Decline in number of Coal-based Power Plants is expected by 2026

The latest report on coal from the International Energy Agency (IEA) begets hope as it predicts a decline in demand of coal in the short term. Those who had seen the report, published by the Harvard T.H. Chan School of Public Health last month, might have noted that the exposure to fine particulate air pollutants from coal-fired power plants (coal PM2.5) is associated with a risk of mortality more than double that of exposure to PM2.5 from other sources.

Our modern society will come to a standstill without adequate supply of electricity, however, we can no longer continue to rely on coal-fired power plants.

The IEA report states that the global demand for coal rising by 1.4% in 2023, surpassing 8.5 billion tonnes for the first time. The global increase masks stark differences among regions. Consumption is on course to decline sharply in most advanced economies in 2023, including record drops in the European Union and United States of around 20% each. Demand in emerging and developing economies, meanwhile, remains very strong, increasing by 8% in India and by 5% in China in 2023 due to rising demand for electricity and weak hydropower output.

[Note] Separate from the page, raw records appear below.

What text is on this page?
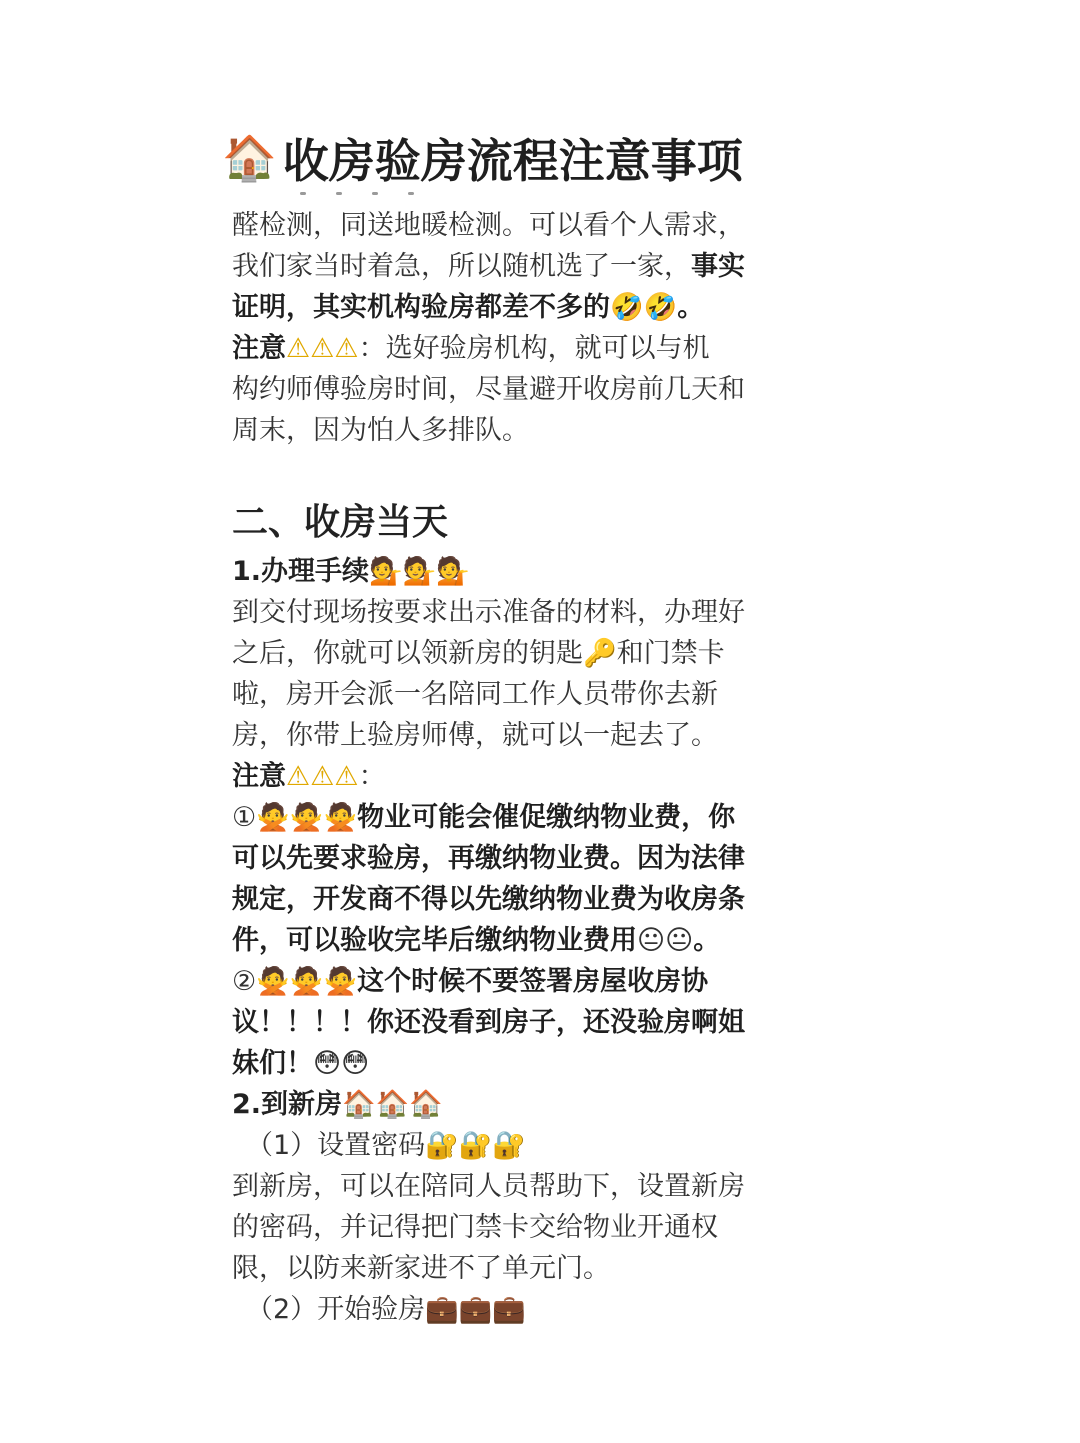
🏠 收房验房流程注意事项
醛检测，同送地暖检测。可以看个人需求，
我们家当时着急，所以随机选了一家，事实
证明，其实机构验房都差不多的🤣🤣。
注意⚠⚠⚠：选好验房机构，就可以与机
构约师傅验房时间，尽量避开收房前几天和
周末，因为怕人多排队。
二、收房当天
1.办理手续💁💁💁
到交付现场按要求出示准备的材料，办理好
之后，你就可以领新房的钥匙🔑和门禁卡
啦，房开会派一名陪同工作人员带你去新
房，你带上验房师傅，就可以一起去了。
注意⚠⚠⚠：
①🙅🙅🙅物业可能会催促缴纳物业费，你
可以先要求验房，再缴纳物业费。因为法律
规定，开发商不得以先缴纳物业费为收房条
件，可以验收完毕后缴纳物业费用😐😐。
②🙅🙅🙅这个时候不要签署房屋收房协
议！！！！你还没看到房子，还没验房啊姐
妹们！😳😳
2.到新房🏠🏠🏠
（1）设置密码🔐🔐🔐
到新房，可以在陪同人员帮助下，设置新房
的密码，并记得把门禁卡交给物业开通权
限，以防来新家进不了单元门。
（2）开始验房💼💼💼
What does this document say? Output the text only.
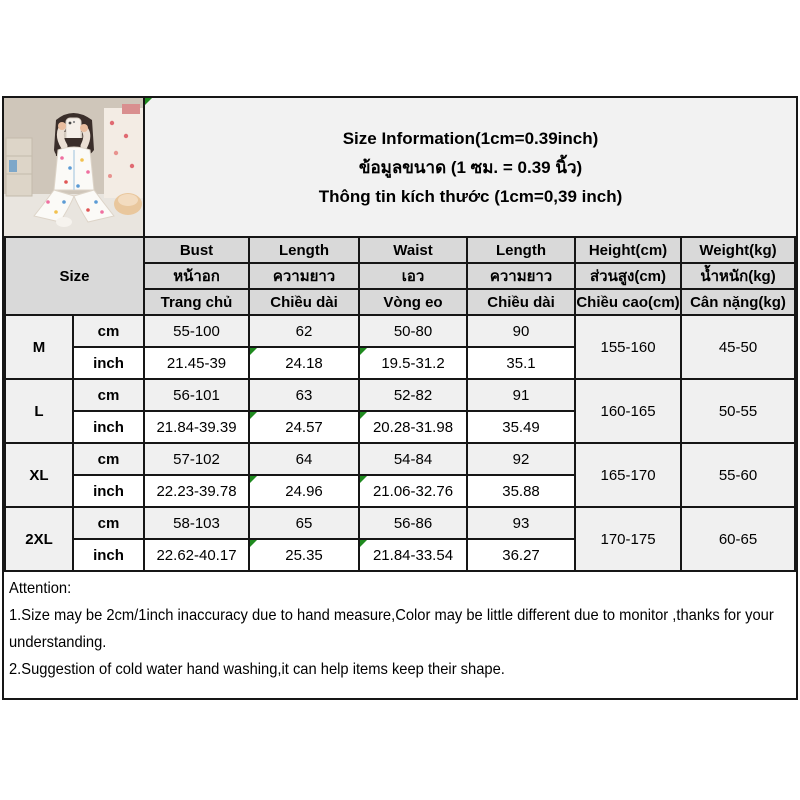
Size Information(1cm=0.39inch)
ข้อมูลขนาด (1 ซม. = 0.39 นิ้ว)
Thông tin kích thước (1cm=0,39 inch)
Size		Bust	Length	Waist	Length	Height(cm)	Weight(kg)
		หน้าอก	ความยาว	เอว	ความยาว	ส่วนสูง(cm)	น้ำหนัก(kg)
		Trang chủ	Chiều dài	Vòng eo	Chiều dài	Chiều cao(cm)	Cân nặng(kg)
M	cm	55-100	62	50-80	90	155-160	45-50
	inch	21.45-39	24.18	19.5-31.2	35.1		
L	cm	56-101	63	52-82	91	160-165	50-55
	inch	21.84-39.39	24.57	20.28-31.98	35.49		
XL	cm	57-102	64	54-84	92	165-170	55-60
	inch	22.23-39.78	24.96	21.06-32.76	35.88		
2XL	cm	58-103	65	56-86	93	170-175	60-65
	inch	22.62-40.17	25.35	21.84-33.54	36.27		
Attention:
1.Size may be 2cm/1inch inaccuracy due to hand measure,Color may be little different due to monitor ,thanks for your understanding.
2.Suggestion of cold water hand washing,it can help items keep their shape.
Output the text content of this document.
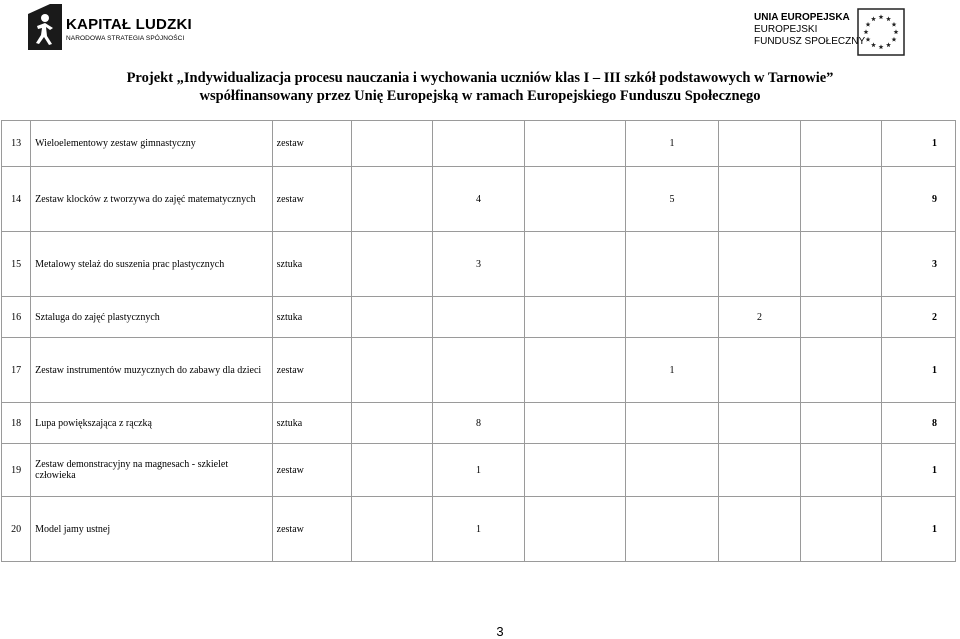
KAPITAŁ LUDZKI
NARODOWA STRATEGIA SPÓJNOŚCI
UNIA EUROPEJSKA
EUROPEJSKI
FUNDUSZ SPOŁECZNY
Projekt „Indywidualizacja procesu nauczania i wychowania uczniów klas I – III szkół podstawowych w Tarnowie”
współfinansowany przez Unię Europejską w ramach Europejskiego Funduszu Społecznego
13	Wieloelementowy zestaw gimnastyczny	zestaw				1			1
14	Zestaw klocków z tworzywa do zajęć matematycznych	zestaw		4		5			9
15	Metalowy stelaż do suszenia prac plastycznych	sztuka		3					3
16	Sztaluga do zajęć plastycznych	sztuka					2		2
17	Zestaw instrumentów muzycznych do zabawy dla dzieci	zestaw				1			1
18	Lupa powiększająca z rączką	sztuka		8					8
19	Zestaw demonstracyjny na magnesach - szkielet człowieka	zestaw		1					1
20	Model jamy ustnej	zestaw		1					1
3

Hopefully, it expects global coal demand to fall by 2.3% by 2026 compared to 2023 levels, even in the absence of governments announcing and implementing stronger clean energy and climate policies. This decline is set to be driven by the major expansion of Renewable Energy (RE) capacity coming online in the three years to 2026. India is expected to generate 336.5 GW of RE by 2026-27 amounting to 35% of total power generation. We need to meticulously work to achieve the goal.